Sunday, December 05, 2004

Corporate fascism, Pittsburgh style

The Post-Gazette has a laudatory article today about Station Square and its emergence as a major entertainment center in Pittsburgh. Keep in mind that the Forest City Enterprises received local tax subsidies as well as a recent state grant for improvements there. Here's the story's most unintentionally revealing paragraph:

Just down Carson Street is the South Side, still a very popular nightspot, and the emerging South Side Works complex, with the Cheesecake Factory, a new movie house and other options. There's also competition from the Waterfront in Homestead and the Strip, with its nightclubs, bars and restaurants.

All of the above mentioned received subsidies to open or expand within the last five years or so, except the Strip District (and the unmentioned businesses up and down Carson Street that were there long before SouthSide Works.) The problem here, folks, is that the region's population is stagnant. (Actually, that's being kind--the population has been in freefall for decades.) So what does that mean? Since most people have a finite amount of money to spend on leisure activities, without an infusion of new residents to the region, at least one of these night spots is likely to fail in the long run.

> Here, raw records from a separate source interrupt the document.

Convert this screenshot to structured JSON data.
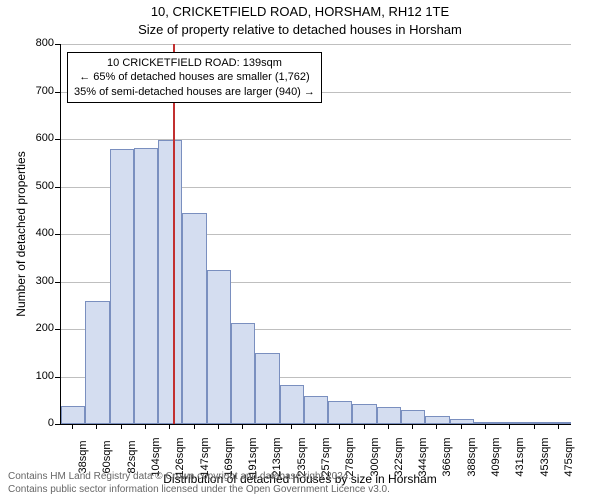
{
  "title_line1": "10, CRICKETFIELD ROAD, HORSHAM, RH12 1TE",
  "title_line2": "Size of property relative to detached houses in Horsham",
  "chart": {
    "type": "histogram",
    "y_axis": {
      "title": "Number of detached properties",
      "min": 0,
      "max": 800,
      "tick_step": 100,
      "fontsize": 11
    },
    "x_axis": {
      "title": "Distribution of detached houses by size in Horsham",
      "labels": [
        "38sqm",
        "60sqm",
        "82sqm",
        "104sqm",
        "126sqm",
        "147sqm",
        "169sqm",
        "191sqm",
        "213sqm",
        "235sqm",
        "257sqm",
        "278sqm",
        "300sqm",
        "322sqm",
        "344sqm",
        "366sqm",
        "388sqm",
        "409sqm",
        "431sqm",
        "453sqm",
        "475sqm"
      ],
      "fontsize": 11
    },
    "bars": {
      "values": [
        38,
        260,
        578,
        582,
        598,
        444,
        325,
        212,
        150,
        82,
        58,
        48,
        42,
        36,
        30,
        16,
        10,
        4,
        3,
        2,
        1
      ],
      "fill_color": "#d4ddf0",
      "border_color": "#7a8fbf",
      "bar_width_fraction": 1.0
    },
    "grid": {
      "color": "#bfbfbf"
    },
    "reference_line": {
      "color": "#c23030",
      "category_index_after": 4,
      "fraction_into_next": 0.6
    },
    "annotation": {
      "line1": "10 CRICKETFIELD ROAD: 139sqm",
      "line2": "← 65% of detached houses are smaller (1,762)",
      "line3": "35% of semi-detached houses are larger (940) →",
      "border_color": "#000000",
      "background_color": "#ffffff"
    },
    "plot_background": "#ffffff"
  },
  "footer": {
    "line1": "Contains HM Land Registry data © Crown copyright and database right 2024.",
    "line2": "Contains public sector information licensed under the Open Government Licence v3.0.",
    "color": "#666666"
  }
}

Anonymous Anonymous said...

The Waterfront in Homestead actually received very few subsidies (a relative expression. "Very few" in PA, of course, is very different from "very few" in KS or other good government states).

The irony about the South Side Works (which received a great deal of subsidies) is how artificial and, ultimately, pointless it seems compared to the organic mix of businesses, retail and residences north of there. Isn't that exactly what the URA tries to achieve through condemnations, bluster and tax subsidies? It naturally happened, thanks to market forces that opened up the area (largely in spite of City Hall).

7:26 PM

Blogger Jonathan Potts said...

The URA and its friends in City Hall hate what they can't control or take credit for, and that includes places like Carson Street and the Strip District.

I don't necessarily have a problem with government assuming responsibility for cleaning up abandoned brownfield, (like the Waterfront and SouthSide Works) and even assuming site preparation costs before the property goes on the open market. But that's where government's role should end.